Pretty soon, Long Island will have its own version of the High Line.
The North Shore Rail Trail, a 10-mile hike and bike trail that will extend from Port Jefferson Station to Wading River, is scheduled to be completed by 2021. It is being touted as a trail for tourists or locals, with a connection to multiple downtown districts.
The trail is being constructed within an abandoned railway right of way, similar to how the High Line in lower Manhattan, a popular 1.4-mile aboveground park and trail, follows a former railway.
“The concept is certainly similar. That’s a good local example of where we’ve seen this,” said Johnathan Keyes, director of Suffolk County’s Downtown and Transit Orientated Development. “Ours is going to be more natural. It will be a [10-mile] asphalt path for bikers and runners. It’s a little more straightforward, but a lot more to appreciate with the natural environment.”

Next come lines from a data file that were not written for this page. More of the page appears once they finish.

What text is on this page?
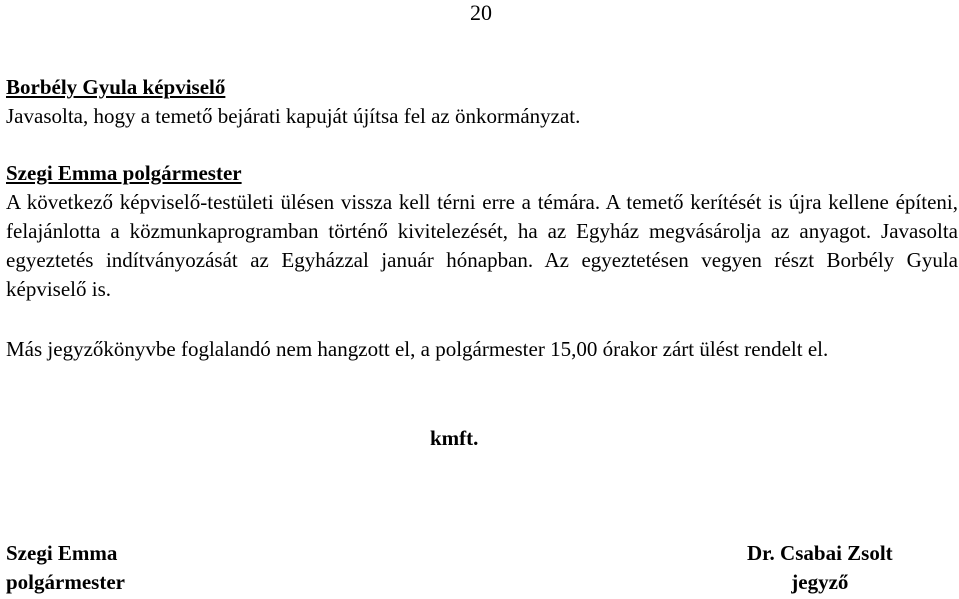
20
Borbély Gyula képviselő
Javasolta, hogy a temető bejárati kapuját újítsa fel az önkormányzat.
Szegi Emma polgármester
A következő képviselő-testületi ülésen vissza kell térni erre a témára. A temető kerítését is újra kellene építeni, felajánlotta a közmunkaprogramban történő kivitelezését, ha az Egyház megvásárolja az anyagot. Javasolta egyeztetés indítványozását az Egyházzal január hónapban. Az egyeztetésen vegyen részt Borbély Gyula képviselő is.
Más jegyzőkönyvbe foglalandó nem hangzott el, a polgármester 15,00 órakor zárt ülést rendelt el.
kmft.
Szegi Emma
polgármester
Dr. Csabai Zsolt
jegyző
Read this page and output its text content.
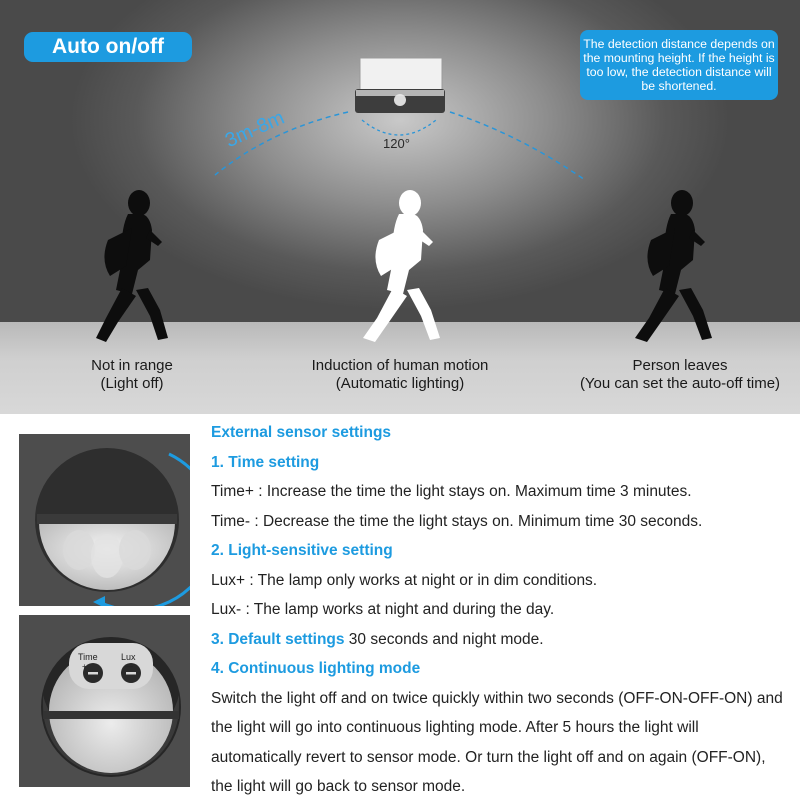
Auto on/off	The detection distance depends on the mounting height. If the height is too low, the detection distance will be shortened.
3m-8m	120°
Not in range
(Light off)
Induction of human motion
(Automatic lighting)
Person leaves
(You can set the auto-off time)
Time	Lux
+	—

External sensor settings

1. Time setting

Time+ : Increase the time the light stays on. Maximum time 3 minutes.

Time- : Decrease the time the light stays on. Minimum time 30 seconds.

2. Light-sensitive setting

Lux+ : The lamp only works at night or in dim conditions.

Lux- : The lamp works at night and during the day.

3. Default settings 30 seconds and night mode.

4. Continuous lighting mode

Switch the light off and on twice quickly within two seconds (OFF-ON-OFF-ON) and the light will go into continuous lighting mode. After 5 hours the light will automatically revert to sensor mode. Or turn the light off and on again (OFF-ON), the light will go back to sensor mode.
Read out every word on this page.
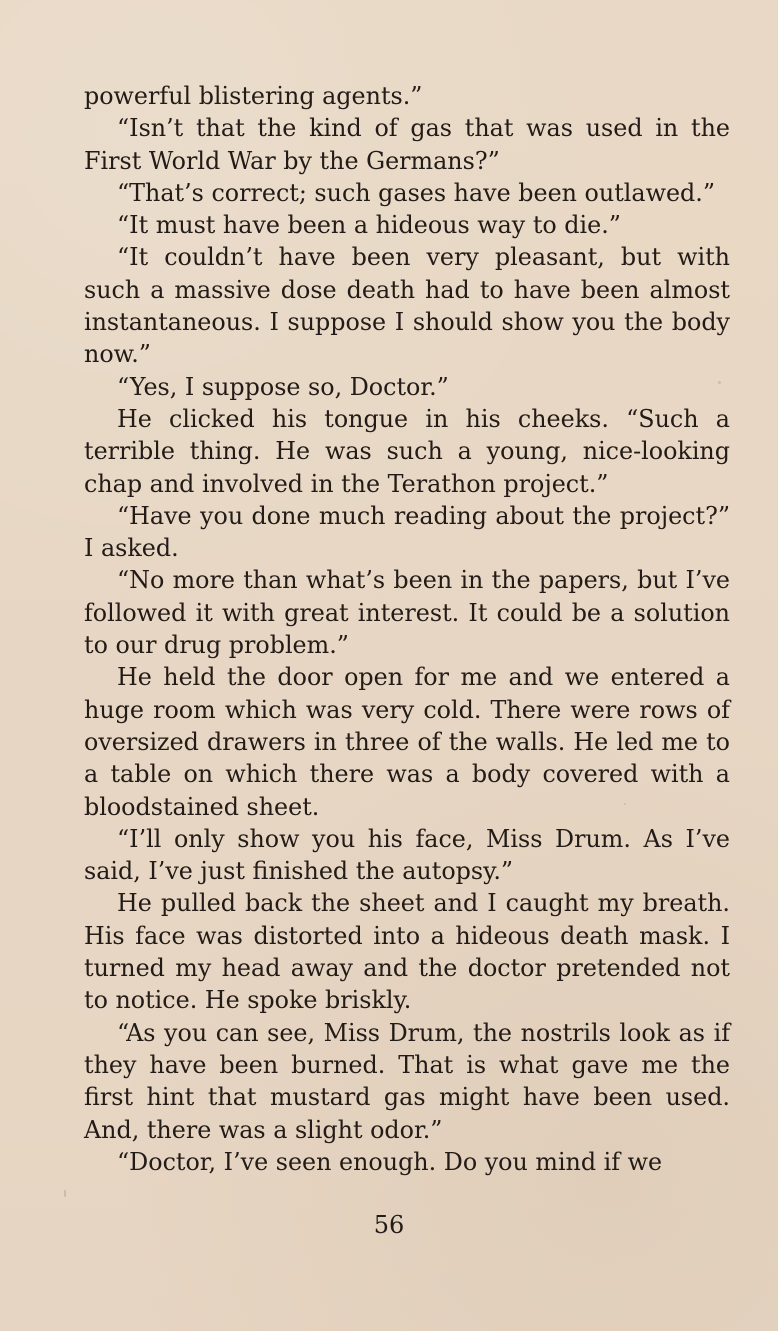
powerful blistering agents.”

“Isn’t that the kind of gas that was used in the First World War by the Germans?”

“That’s correct; such gases have been outlawed.”

“It must have been a hideous way to die.”

“It couldn’t have been very pleasant, but with such a massive dose death had to have been almost instantaneous. I suppose I should show you the body now.”

“Yes, I suppose so, Doctor.”

He clicked his tongue in his cheeks. “Such a terrible thing. He was such a young, nice-looking chap and involved in the Terathon project.”

“Have you done much reading about the project?” I asked.

“No more than what’s been in the papers, but I’ve followed it with great interest. It could be a solution to our drug problem.”

He held the door open for me and we entered a huge room which was very cold. There were rows of oversized drawers in three of the walls. He led me to a table on which there was a body covered with a bloodstained sheet.

“I’ll only show you his face, Miss Drum. As I’ve said, I’ve just finished the autopsy.”

He pulled back the sheet and I caught my breath. His face was distorted into a hideous death mask. I turned my head away and the doctor pretended not to notice. He spoke briskly.

“As you can see, Miss Drum, the nostrils look as if they have been burned. That is what gave me the first hint that mustard gas might have been used. And, there was a slight odor.”

“Doctor, I’ve seen enough. Do you mind if we

56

While Suffolk’s trail won’t be elevated, it will feature trees and vegetation, in addition to information kiosks at the eastern and western trail heads.
The $9 million project is being federally funded, but Suffolk County contributed $500,000 to complete funding, county officials said, without giving specifics. The county broke ground on the project last month.
“I think it’s a great idea and enhances the community. It will bring property values up and I don’t see a downside to it,” said Lee McAllister, a member of the Ridge Civic Association, who has authored a book on hiking on Long Island.
The westernmost portion of the trail will start along Route 25A at the northeast corner of Hallock Avenue and Crystal Brook Hollow Road in Port Jefferson Station, county officials said.
Plans are to purposely border that trail with the Setauket Greenway, a 3.5-mile shared use bikeway that heads west toward Stony Brook University.
“It’s an incredible amenity for the community. It’s off road, safe and pleasant. It has the opportunity to lead to some of the downtown central business districts along the way,” Keyes said of the North Shore Rail Trail. “The Tesla museum is along the way, so there will be tourism.”
Next year, Suffolk wants to complete a hiking and biking master plan connecting all the trails countywide that will include facilitating transportation, recreation and economic development, officials said.
The county is analyzing more than 800 miles in bike lanes and routes, and 150 miles in potential shared-use paths as part of this planning process, county officials said.
Suffolk officials said the Port Jefferson project complements recent efforts to extend the Empire State Trail, a 750-mile trail from New York City to the Canadian border.